Australie - Danemark: 18 000 km à vélo pour le climat
Actualisé

Australie - Danemark18 000 km à vélo pour le climat

De Brisbane (Est de l'Australie) à Copenhague, 18'000 km en vélo et 16 mois de souffrances: Kim Nguyen, un Australien de 28 ans, a rejoint la conférence climat des Nations unies avec une foule de témoignages sur le réchauffement recueillis lors sur son périple.

«Le premier endroit où j'ai réalisé la gravité de ce que nous vivions, c'est au Timor Oriental, juste après avoir quitté l'Australie», raconte-t-il à l'AFP. «Les paysans expliquent que depuis trois ans, ils n'ont plus de récoltes suffisantes pour survivre parce que les pluies n'arrivent plus à la période habituelle. Et lorsqu'elles tombent, c'est un déluge, avec des inondations qui détruisent les cultures».

Sur sa planisphère rafistolée et défraîchie, il trace du doigt sa longue route à travers 22 pays: Timor, Indonésie, Malaisie, Thaïlande, Chine, Mongolie, Russie, Kazakhstan, Azerbaïdjan, Géorgie, Turquie, puis l'Est et le centre de l'Europe et, enfin, le Danemark.

«Le vélo a commencé à tomber en miettes après 6000 kilomètres... Et il m'en restait plus de 12'000! J'ai souvent dû avancer sur de longues distances avant de pouvoir vraiment réparer», relate le jeune homme qui s'était fixé de rouler trois jours durant 100 kilomètres, puis de s'accorder un jour de repos.

C'est un ami, évoquant devant lui il y a 18 mois la Conférence de Copenhague et la recherche d'un accord mondial contre le réchauffement, qui lui a donné l'envie de tenter l'aventure.

Activer la collectivité

Des régions tropicales d'Asie du sud-est aux pluies déréglées, à l'avancée du désert de Gobi en Mongolie, ou aux lits de rivières asséchées dans le nord-est de la Chine, son constat l'amène à penser à une action collective.

«Après avoir roulé pendant un certain temps, j'ai commencé à penser qu'un gars seul sur un vélo, même jusqu'à Copenhague, ne changeait pas grand chose», confie Kim, cheveux bruns bouclés et courte barbe.

A chaque nouvelle grande ville, il décide alors de contacter les antennes locales de Greenpeace ou des Amis de la terre - son sponsor- , donne un coup de main, se crée un réseau qui suit son voyage et collecte des messages témoignant du changement climatique.

Proche de l'abandon

Après avoir fait connaître son initiative, il retrouve des camarades de route sur la fin du trajet en Europe et à son arrivée, dimanche à Copenhague, près de 60 cyclistes l'ont accompagné.

S'il a été près d'abandonner près d'Oulan-Bator, à cause d'une violente douleur au genou, deux fois seulement, en Chine et au Kazakhstan, il a dû attraper un train à cause d'un visa trop court.

«En arrivant à Copenhague, j'étais incroyablement heureux et incroyablement soulagé aussi.
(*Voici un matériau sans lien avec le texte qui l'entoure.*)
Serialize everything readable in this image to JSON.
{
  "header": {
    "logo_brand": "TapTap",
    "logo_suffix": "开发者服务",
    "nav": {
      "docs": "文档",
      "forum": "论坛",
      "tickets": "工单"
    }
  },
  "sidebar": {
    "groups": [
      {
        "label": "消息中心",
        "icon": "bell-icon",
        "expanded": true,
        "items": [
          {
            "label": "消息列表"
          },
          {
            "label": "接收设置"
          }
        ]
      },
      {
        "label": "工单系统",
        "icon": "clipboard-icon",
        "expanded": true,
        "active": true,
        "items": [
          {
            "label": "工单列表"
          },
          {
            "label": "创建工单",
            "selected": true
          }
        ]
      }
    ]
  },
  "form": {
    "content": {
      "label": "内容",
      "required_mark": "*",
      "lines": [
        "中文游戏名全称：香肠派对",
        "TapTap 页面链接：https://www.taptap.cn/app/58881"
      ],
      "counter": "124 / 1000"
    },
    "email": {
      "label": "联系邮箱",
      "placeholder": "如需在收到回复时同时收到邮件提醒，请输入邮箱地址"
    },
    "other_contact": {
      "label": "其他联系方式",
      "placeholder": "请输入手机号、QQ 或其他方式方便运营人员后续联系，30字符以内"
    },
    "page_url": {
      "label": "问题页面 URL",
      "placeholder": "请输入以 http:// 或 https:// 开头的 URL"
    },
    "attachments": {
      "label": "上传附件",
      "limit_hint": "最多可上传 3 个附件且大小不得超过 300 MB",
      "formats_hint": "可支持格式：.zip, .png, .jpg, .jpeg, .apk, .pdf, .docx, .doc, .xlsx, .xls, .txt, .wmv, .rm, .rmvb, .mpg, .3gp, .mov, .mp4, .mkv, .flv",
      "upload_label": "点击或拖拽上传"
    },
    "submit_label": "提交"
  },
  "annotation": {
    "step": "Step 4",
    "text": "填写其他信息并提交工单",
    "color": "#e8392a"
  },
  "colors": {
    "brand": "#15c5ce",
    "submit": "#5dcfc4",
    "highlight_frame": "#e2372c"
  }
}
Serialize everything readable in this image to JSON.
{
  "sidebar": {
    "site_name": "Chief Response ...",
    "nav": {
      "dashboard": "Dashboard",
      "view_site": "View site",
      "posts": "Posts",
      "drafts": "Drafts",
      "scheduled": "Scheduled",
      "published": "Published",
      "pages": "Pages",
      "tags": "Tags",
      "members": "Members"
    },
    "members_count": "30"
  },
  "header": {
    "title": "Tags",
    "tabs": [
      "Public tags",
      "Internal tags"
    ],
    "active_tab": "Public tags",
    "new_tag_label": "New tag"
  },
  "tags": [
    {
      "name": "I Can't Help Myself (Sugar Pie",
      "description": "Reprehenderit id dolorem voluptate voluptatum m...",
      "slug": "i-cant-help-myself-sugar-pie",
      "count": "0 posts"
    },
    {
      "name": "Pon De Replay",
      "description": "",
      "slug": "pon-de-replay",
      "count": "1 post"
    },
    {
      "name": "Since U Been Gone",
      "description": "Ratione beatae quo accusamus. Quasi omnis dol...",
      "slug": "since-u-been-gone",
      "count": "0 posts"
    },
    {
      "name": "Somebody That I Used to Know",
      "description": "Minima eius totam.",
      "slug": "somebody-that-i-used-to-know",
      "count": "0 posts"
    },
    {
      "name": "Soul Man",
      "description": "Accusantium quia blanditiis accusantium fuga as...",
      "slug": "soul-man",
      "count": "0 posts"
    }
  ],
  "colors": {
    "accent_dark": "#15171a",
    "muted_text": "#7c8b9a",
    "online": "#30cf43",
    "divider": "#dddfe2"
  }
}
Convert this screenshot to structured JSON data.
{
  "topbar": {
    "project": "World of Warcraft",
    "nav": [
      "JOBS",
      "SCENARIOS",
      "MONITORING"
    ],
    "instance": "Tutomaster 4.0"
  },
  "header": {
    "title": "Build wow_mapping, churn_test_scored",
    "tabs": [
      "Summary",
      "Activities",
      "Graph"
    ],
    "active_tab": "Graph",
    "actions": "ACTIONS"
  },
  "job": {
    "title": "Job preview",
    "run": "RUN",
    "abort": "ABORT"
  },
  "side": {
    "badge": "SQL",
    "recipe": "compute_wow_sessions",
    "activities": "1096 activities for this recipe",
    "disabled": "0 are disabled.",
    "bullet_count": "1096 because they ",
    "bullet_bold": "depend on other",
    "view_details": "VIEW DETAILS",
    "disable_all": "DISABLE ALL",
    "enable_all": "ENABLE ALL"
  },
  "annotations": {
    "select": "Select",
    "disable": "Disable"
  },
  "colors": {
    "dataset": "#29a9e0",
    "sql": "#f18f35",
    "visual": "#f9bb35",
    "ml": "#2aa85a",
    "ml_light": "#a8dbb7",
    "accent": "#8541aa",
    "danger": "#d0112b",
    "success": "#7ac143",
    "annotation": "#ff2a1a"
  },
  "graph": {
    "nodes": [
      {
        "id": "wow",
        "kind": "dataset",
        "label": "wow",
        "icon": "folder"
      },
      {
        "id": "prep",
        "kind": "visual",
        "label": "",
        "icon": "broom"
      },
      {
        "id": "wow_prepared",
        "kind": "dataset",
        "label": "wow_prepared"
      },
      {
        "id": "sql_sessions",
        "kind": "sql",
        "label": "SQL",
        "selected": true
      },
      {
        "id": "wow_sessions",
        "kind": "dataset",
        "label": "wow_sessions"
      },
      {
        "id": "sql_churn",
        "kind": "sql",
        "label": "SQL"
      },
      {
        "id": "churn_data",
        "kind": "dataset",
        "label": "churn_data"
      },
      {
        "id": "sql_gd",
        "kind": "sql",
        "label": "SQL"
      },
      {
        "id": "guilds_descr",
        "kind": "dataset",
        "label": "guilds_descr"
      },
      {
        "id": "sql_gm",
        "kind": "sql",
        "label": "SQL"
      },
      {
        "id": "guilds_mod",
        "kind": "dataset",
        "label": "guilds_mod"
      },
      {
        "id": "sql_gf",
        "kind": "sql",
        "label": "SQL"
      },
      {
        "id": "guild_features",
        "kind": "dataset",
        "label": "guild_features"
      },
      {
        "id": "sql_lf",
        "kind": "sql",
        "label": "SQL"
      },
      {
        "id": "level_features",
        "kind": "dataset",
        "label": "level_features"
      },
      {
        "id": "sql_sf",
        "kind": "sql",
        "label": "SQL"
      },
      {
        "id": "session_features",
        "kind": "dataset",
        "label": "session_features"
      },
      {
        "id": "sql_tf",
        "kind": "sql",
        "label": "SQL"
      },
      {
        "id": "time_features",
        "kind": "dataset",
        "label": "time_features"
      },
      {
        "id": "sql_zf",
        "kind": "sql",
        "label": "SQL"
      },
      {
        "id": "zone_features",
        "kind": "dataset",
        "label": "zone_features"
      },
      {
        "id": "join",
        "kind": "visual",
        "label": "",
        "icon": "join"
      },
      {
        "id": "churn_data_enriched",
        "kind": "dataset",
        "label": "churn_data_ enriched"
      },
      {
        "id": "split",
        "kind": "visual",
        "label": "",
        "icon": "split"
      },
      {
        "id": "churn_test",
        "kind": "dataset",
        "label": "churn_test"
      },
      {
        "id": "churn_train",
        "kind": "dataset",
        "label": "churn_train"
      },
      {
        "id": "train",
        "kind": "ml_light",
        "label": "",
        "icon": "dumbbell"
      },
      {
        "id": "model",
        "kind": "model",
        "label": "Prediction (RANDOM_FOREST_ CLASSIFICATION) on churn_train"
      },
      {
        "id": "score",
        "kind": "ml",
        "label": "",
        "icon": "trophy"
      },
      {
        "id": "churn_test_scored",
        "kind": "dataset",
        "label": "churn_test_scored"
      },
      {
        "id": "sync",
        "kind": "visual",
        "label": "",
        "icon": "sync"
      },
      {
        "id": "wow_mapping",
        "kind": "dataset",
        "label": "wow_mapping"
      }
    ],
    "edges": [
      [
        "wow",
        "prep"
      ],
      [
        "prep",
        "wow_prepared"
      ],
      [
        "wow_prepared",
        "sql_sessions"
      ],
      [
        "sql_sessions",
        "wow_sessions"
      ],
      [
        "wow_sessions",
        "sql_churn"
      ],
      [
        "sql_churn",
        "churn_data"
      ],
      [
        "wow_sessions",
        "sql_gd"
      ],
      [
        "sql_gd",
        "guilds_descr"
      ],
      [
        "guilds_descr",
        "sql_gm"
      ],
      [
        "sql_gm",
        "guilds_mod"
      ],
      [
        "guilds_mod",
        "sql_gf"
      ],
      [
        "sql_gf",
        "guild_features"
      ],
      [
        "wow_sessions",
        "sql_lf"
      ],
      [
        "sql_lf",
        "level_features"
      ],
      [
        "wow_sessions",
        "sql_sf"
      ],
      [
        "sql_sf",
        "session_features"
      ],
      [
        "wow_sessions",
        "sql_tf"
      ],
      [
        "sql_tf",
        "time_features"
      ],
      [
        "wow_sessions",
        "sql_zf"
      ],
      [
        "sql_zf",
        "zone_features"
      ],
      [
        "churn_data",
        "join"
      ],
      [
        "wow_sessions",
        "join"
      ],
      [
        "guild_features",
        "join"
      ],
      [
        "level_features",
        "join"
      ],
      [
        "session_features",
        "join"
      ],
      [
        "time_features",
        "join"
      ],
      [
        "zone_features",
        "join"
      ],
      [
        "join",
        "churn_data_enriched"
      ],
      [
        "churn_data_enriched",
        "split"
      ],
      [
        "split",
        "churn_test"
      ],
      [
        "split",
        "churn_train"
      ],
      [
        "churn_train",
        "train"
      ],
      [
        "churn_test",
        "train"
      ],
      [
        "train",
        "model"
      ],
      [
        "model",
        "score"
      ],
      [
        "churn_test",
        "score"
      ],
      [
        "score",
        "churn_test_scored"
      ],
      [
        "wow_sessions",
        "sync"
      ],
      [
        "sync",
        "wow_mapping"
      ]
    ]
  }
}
J'avais tout planifié depuis si longtemps pour avoir assez d'argent, d'énergie et un vélo en état de marche».

Programme chargé

Un programme chargé l'attend dans la capitale danoise d'ici au 18 décembre, entre le forum alternatif du centre-ville et des rencontres avec des négociateurs à la conférence climat de l'ONU, dont la délégation australienne. Il entend aussi faire valoir que l'écologie, ce n'est pas une question de moyens.

«En Mongolie, un des pays les plus pauvres de la planète, les gens ont des panneaux solaires sur les tentes et en ville aussi les bâtiments fonctionnent au solaire. Chez nous en Australie, on préfère construire des gigantesques lignes électriques pour connecter des villes en plein désert aux centrales à charbon à des milliers de kilomètres».

Ensuite, Kim s'accordera un peu de repos et espère reconstituer ses économies en travaillant en Europe - le voyage lui a coûté près de 20'000 dollars australiens, plus de 18'000 francs. Puis il prévoit de rentrer en Australie sous forme d'un nouveau voyage écolo.